A organic iPhone X, distinct the ones that went by new highlight testing.

The iPhone 8 and iPhone 8 Plus are fine. If you know someone who’ll only use iPhones, they’ll be ideally iPhone-y adequate for that person. But the iPhone X is on another level. The X’s near-bezel-less pattern fits a Plus-size screen in a significantly smaller and some-more gentle form factor; its new OLED display looks great; and there isn’t a faster commercially accessible smartphone in existence.

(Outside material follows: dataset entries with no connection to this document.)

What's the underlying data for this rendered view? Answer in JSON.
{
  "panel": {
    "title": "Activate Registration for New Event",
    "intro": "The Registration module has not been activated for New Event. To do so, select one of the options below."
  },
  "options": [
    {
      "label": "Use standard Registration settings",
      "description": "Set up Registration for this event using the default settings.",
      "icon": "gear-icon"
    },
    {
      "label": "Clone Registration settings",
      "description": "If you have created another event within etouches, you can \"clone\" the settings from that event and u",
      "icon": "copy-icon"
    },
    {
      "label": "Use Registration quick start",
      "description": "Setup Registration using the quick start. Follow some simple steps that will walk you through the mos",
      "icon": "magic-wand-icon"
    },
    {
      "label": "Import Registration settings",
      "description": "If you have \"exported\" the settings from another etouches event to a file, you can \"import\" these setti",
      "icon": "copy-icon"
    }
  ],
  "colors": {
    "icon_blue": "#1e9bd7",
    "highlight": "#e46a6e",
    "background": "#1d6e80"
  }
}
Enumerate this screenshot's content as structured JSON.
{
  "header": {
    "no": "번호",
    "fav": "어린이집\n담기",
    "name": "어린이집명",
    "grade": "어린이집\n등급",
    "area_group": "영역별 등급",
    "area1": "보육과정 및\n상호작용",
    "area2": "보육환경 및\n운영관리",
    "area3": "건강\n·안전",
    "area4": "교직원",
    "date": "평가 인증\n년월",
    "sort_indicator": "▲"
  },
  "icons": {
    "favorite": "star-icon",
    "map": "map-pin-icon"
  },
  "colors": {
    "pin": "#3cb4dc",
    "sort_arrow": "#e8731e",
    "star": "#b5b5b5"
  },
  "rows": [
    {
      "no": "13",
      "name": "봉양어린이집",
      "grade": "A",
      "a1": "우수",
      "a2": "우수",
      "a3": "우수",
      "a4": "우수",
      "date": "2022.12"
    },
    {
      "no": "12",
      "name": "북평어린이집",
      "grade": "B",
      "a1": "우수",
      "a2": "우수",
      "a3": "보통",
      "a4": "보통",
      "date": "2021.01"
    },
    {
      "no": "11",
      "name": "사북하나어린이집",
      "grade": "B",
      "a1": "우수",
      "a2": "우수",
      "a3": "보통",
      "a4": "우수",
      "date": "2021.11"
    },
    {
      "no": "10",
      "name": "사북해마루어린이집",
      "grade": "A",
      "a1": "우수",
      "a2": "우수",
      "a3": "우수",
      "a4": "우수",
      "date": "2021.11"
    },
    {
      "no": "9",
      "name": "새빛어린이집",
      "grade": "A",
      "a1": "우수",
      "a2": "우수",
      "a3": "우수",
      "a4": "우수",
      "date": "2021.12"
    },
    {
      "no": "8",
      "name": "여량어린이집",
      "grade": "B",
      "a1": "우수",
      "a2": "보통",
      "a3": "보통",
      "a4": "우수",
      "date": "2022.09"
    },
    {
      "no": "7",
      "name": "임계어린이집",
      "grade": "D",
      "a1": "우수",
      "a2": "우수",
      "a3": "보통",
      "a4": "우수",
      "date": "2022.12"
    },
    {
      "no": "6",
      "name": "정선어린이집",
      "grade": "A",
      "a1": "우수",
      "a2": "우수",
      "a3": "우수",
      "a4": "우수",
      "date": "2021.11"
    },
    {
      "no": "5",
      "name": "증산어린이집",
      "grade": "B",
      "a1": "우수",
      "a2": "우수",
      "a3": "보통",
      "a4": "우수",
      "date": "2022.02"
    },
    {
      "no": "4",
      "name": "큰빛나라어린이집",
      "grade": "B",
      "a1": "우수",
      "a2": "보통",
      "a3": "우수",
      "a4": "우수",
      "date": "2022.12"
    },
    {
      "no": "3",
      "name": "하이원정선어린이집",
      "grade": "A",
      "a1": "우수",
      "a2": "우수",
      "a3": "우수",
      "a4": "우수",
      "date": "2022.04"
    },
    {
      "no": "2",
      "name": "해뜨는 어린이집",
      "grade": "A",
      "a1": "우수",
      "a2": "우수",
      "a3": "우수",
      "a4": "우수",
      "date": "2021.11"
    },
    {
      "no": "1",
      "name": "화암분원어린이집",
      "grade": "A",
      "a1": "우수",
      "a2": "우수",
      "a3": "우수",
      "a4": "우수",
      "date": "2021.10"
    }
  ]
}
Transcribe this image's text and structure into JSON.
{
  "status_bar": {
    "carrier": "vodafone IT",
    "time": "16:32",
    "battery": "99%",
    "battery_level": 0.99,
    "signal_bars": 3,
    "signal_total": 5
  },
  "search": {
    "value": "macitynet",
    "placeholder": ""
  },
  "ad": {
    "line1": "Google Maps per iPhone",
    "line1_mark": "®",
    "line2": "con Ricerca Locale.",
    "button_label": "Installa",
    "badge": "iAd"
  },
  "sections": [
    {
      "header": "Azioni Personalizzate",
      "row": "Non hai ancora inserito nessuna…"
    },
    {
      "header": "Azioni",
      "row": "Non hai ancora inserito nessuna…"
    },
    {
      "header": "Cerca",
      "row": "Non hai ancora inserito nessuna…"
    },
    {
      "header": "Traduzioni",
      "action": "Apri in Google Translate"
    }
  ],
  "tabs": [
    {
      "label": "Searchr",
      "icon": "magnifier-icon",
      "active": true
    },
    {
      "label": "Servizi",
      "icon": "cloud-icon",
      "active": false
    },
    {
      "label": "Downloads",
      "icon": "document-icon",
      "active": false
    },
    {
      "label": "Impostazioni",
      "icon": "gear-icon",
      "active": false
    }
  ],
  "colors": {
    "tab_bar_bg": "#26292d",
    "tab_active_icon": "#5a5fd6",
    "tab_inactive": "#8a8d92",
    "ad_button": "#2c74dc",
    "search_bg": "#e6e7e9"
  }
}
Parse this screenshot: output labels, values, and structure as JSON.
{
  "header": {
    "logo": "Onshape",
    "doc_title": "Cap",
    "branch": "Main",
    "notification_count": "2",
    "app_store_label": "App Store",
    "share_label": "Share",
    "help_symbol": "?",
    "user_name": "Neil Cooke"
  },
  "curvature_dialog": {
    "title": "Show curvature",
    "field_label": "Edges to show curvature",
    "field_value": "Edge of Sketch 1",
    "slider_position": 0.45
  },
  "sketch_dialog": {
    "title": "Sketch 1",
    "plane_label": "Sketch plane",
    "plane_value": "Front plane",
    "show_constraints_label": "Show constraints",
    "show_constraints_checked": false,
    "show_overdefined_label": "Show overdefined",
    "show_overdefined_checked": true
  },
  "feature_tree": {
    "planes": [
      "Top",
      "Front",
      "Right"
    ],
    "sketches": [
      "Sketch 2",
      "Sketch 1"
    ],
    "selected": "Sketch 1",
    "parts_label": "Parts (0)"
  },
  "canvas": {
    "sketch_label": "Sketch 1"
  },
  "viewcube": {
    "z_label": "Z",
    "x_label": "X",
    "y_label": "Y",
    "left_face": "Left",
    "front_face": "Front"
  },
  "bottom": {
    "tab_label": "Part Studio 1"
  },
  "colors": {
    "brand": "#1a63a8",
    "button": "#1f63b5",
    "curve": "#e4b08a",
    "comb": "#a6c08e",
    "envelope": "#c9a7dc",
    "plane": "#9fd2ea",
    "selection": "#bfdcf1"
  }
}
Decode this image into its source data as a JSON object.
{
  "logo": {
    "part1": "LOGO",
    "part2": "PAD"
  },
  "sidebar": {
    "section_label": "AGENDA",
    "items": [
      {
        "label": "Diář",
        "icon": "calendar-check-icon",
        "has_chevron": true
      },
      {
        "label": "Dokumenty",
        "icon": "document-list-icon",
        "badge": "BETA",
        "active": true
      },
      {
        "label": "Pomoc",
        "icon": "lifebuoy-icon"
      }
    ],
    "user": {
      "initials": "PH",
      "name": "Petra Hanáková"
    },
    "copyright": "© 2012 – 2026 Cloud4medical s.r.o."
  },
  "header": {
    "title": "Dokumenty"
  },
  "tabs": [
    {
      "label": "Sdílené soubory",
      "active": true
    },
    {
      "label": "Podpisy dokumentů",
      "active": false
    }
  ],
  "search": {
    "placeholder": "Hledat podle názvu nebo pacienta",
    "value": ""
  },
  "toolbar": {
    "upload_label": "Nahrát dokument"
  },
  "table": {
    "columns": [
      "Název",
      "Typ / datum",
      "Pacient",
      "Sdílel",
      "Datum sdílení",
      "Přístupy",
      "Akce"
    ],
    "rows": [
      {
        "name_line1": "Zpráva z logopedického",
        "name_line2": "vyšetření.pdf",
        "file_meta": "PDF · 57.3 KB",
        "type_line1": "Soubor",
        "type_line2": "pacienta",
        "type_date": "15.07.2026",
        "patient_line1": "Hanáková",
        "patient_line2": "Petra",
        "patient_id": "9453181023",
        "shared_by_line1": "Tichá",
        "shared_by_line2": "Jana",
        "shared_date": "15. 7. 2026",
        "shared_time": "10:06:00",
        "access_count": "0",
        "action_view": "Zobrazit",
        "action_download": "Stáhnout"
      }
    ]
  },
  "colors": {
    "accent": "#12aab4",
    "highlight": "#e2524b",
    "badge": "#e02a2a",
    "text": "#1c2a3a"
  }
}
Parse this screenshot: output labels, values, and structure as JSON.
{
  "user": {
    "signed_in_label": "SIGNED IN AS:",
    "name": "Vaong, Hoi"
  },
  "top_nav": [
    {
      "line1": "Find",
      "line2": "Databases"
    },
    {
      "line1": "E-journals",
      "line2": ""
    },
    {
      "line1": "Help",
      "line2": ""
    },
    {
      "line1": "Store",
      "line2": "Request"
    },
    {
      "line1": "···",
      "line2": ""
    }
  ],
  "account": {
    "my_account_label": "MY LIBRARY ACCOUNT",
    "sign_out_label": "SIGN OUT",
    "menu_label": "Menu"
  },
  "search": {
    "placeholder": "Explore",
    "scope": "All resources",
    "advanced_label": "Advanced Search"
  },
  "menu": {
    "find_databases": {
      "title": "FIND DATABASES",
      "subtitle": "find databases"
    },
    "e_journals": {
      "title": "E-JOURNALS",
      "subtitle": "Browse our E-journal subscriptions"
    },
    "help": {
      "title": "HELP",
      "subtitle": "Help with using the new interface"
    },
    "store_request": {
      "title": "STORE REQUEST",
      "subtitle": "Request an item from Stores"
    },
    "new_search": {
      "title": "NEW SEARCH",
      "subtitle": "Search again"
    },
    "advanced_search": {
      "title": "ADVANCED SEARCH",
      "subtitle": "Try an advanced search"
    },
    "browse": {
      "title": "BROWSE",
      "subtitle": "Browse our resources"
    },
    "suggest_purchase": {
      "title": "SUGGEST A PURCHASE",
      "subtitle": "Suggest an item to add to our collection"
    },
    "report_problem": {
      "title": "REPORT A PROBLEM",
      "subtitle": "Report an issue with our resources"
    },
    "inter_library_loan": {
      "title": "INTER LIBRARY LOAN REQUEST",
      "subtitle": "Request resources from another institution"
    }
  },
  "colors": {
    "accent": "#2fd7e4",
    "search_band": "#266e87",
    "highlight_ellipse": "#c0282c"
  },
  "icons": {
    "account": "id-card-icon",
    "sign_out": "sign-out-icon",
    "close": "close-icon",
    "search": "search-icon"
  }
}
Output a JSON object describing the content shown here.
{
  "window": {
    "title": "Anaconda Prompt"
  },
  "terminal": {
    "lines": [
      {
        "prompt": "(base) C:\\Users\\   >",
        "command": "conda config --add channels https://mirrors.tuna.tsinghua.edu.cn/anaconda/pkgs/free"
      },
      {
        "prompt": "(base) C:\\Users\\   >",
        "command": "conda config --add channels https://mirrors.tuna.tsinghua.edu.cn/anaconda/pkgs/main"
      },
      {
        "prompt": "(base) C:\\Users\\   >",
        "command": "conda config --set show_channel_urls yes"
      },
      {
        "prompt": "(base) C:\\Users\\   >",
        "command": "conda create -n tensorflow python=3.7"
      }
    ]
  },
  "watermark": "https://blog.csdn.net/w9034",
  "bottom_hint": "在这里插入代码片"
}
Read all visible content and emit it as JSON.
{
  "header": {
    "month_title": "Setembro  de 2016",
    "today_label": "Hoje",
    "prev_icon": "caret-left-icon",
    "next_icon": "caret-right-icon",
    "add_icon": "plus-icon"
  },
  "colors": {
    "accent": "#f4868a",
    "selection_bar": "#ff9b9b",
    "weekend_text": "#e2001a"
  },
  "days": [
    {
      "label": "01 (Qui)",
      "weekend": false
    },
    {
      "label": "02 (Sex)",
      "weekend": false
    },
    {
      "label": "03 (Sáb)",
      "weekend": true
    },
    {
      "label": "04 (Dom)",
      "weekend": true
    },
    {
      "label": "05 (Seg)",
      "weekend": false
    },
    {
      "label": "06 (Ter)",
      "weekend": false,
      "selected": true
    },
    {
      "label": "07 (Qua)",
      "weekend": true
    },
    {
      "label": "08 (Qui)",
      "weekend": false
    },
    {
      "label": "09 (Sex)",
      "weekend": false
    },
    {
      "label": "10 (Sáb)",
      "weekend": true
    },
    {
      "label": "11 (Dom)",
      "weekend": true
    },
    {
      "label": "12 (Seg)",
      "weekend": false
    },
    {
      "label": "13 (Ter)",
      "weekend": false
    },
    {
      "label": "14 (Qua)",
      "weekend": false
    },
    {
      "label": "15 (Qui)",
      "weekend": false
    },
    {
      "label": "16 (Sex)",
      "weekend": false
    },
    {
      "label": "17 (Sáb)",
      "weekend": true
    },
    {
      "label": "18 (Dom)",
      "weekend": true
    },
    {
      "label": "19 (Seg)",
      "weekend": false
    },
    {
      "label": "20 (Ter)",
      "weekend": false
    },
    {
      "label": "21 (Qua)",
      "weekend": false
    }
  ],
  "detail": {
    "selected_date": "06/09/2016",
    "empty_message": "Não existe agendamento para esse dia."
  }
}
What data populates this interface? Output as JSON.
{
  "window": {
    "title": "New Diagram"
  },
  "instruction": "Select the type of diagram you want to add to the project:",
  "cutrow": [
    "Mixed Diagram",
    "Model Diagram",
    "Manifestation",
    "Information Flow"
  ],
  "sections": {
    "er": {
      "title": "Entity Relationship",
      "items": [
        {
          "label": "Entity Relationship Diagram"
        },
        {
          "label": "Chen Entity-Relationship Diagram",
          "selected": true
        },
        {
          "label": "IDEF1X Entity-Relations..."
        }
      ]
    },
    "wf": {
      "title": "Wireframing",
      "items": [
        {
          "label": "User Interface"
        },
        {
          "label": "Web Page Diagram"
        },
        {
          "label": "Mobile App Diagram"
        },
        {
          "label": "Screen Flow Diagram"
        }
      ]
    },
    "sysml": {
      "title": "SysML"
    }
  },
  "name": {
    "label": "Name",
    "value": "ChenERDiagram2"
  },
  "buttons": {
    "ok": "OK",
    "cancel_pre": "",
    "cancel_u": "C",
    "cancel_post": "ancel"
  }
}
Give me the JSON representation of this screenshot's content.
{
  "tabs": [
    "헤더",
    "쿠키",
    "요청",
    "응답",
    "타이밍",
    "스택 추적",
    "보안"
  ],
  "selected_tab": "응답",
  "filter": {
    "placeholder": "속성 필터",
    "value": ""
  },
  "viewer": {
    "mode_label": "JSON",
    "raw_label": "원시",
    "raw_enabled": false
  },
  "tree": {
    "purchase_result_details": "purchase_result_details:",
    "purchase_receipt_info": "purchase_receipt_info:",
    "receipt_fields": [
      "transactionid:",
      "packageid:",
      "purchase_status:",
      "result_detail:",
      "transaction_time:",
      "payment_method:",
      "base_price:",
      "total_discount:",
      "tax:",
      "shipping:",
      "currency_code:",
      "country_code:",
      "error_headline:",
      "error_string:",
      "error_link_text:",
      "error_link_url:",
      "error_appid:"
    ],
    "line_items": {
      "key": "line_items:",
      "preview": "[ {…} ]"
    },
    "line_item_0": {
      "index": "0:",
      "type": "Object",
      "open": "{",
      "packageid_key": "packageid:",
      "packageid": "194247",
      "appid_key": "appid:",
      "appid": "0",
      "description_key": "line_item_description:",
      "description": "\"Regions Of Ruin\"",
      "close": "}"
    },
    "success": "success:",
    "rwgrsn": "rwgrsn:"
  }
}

Yes, it has transparent weaknesses: the $999 price, the just-decent battery life, the frail potion back, the little ungainly pieces Apple has combined in translating iOS to a phone but buttons, and that cost tab again. Maybe this is the year that it’s savvier to buy the older iPhone 7 or iPhone SE, wait a year, and burst in when Apple smooths some of the edges. But the iPhone is its own world; if you wish the best it has to offer right now, the iPhone X is it.

Check out the extensive examination of the iPhone X for more.

OnePlus 5T

The OnePlus 5T. Check out those slim bezels.

The OnePlus 5T only just launched, but it’s already distant and divided the best smartphone accessible for $500. The slim-bezel design, top-of-the-line Snapdragon 835 chip, and colourful OLED display—of the good Samsung variety, not the iffy LG kind—are all things you’d find on an $800 phone.

OnePlus may not be as timely with program updates as Google, but conjunction is any other Android manufacturer. What the OS OnePlus does yield is at slightest free of bloat. And while the 5T’s camera still can’t hold the best of the best, it’s softened adequate to not be a major detriment. There’s also a headphone jack! The miss of water insurgency or microSD enlargement hurt, but the OnePlus 5T is essentially a good deal.

Check out the extensive examination of the OnePlus 5T for more.

Motorola Moto G5S Plus

The state of the bill smartphone marketplace has run-down in new years, but if you have no choice but to inexpensive out, go with the Moto G5S Plus. It doesn’t demeanour sexy, its camera is zero special, it still uses microUSB, and who knows when the Lenovo chronicle of Motorola will ever get around to updating it to Android 8.0.

But the 5.5-inch 1080p display is solid, the Android build is sincerely clean, the all-metal pattern feels sturdy, and the battery lasts a long, prolonged time. The Snapdragon 625 chip and 3GB of RAM are really meant for elementary browsing and app usage, but for that they’re still well-spoken enough. The device also works on all 4 major carriers in the US. For $279, that all creates for good value. If you prefer a smaller screen and lighter design, the 4GB RAM/64GB chronicle of the Moto G5 Plus works just as good for $299.